In a randomized trial of 1504 patients with atrial fibrillation and cardioversion this agent was safe and effectively prevented the risk of stroke (Cappato R et al).
In the above study Rivaroxaban’s 2-4 hour action allows for a more rapid conversation than vitamin K antagonists.
The cumulative incidence risk in the above study for composite outcome of stroke, non-CNS embolism, TIA, myocardial infarction, and all- cause mortality was 0.61% with Rivaroxaban and 1.22% in patients receiving vitamin K antagonists.
DosageReduction in Risk of Stroke in Nonvalvular Atrial Fibrillation with CrCl >50 mL/min:20 mg once daily with the evening meal
CrCl 15 to 50 mL/min:15 mg once daily with the evening meal
Treatment of DVT and treatment of PE 15 mg twice daily with food, for first 21 days.
Affter 21 days, transition to 20 mg once daily with food, for remaining treatment.
Reduction in the risk of recurrence of DVT and of PE 20 mg once daily with food.
Prophylaxis of DVT Following hip or knee replacement surgery: Hip replacement:10 mg once daily for 35 days, Knee replacement:10 mg once daily for 12 days.
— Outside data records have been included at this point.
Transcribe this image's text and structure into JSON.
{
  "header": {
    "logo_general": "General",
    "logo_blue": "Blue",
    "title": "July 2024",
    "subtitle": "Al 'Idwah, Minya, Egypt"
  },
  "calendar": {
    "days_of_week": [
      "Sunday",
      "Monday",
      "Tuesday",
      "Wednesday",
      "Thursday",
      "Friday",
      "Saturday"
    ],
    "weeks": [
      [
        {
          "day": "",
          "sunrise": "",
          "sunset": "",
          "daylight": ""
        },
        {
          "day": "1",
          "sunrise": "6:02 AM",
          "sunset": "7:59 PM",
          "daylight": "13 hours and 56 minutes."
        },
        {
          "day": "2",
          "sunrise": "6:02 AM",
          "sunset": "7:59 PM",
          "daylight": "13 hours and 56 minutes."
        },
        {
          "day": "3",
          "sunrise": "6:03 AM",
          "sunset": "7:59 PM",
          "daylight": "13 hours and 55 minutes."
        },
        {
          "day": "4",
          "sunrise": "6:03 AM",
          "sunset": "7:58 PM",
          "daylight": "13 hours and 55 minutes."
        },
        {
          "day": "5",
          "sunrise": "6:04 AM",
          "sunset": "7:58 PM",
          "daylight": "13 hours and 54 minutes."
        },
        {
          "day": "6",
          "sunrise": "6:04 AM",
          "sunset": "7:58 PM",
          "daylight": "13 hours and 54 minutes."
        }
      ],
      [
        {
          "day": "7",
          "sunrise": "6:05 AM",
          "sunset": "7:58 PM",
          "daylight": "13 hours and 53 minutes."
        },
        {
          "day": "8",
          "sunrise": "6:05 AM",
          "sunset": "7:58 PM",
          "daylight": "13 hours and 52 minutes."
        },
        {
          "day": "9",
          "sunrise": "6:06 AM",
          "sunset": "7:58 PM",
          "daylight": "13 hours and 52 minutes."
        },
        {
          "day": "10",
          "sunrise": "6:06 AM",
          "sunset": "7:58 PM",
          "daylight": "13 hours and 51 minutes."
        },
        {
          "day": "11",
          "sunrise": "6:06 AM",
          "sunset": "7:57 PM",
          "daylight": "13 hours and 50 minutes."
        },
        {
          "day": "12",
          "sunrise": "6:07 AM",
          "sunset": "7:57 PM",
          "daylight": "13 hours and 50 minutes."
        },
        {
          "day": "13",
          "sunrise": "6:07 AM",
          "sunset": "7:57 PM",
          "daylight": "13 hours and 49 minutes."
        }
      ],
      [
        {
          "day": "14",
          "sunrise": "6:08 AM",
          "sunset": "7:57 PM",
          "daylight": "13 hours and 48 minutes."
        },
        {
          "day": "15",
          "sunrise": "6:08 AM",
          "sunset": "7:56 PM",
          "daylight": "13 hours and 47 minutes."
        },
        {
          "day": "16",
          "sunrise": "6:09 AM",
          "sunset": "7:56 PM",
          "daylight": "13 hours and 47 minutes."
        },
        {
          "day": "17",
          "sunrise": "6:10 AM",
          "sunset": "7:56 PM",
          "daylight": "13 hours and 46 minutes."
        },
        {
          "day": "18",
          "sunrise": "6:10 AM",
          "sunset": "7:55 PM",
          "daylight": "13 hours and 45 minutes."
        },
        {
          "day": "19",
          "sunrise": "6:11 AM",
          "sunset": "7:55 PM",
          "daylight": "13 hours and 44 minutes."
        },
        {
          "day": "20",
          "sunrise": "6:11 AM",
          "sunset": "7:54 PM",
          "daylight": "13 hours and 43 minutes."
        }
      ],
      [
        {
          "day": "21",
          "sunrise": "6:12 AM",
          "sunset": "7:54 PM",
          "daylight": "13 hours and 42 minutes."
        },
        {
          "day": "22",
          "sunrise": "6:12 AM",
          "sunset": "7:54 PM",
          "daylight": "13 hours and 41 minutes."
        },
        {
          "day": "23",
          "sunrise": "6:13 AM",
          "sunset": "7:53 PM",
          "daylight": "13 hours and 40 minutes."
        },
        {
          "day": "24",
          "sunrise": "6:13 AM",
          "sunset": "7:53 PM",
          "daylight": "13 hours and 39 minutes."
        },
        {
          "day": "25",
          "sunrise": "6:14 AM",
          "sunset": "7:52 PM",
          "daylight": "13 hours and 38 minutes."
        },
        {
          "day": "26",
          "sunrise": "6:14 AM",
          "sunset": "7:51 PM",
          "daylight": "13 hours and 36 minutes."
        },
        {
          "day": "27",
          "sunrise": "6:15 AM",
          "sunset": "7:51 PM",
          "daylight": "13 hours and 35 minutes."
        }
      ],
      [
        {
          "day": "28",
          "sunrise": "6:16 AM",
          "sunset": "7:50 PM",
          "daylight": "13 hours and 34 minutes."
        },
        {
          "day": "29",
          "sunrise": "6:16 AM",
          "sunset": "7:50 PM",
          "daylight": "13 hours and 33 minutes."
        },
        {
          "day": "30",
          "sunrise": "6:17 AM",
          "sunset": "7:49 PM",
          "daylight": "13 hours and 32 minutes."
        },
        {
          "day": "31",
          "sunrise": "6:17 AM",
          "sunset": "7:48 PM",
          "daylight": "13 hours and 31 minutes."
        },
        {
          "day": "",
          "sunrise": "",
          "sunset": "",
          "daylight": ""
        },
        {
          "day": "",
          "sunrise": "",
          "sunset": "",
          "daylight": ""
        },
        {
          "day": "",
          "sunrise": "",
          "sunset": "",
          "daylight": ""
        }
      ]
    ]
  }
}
For stroke prevention in nonvalvular atrial fibrillation 20 mg orally daily with creatinine clearance gr>50ml per minute and 15 mg orally with creatinine clearance 15-50 ml per minute
Cassini trial of high-risk ambulatory patients with cancer treatment with rivaroxaban did not result in significantly lower incidence of venous thromboembolism or death due to venous thromboembolism in the 180 day trial period.
Following revascularization the use of rivaroxaban plus aspirin is associated with a significant lower incidence of acute limb ischemia, major amputations for vascular causes, myocardial infarction, ischemic stroke, or death from cardiovascular disease causes than aspirin alone.
Among individuals 65 years or older with atrial fibrillation treatment with rivaroxaban compared with apixaban was associated with significant increased risk of major ischemic or hemorrhagic events.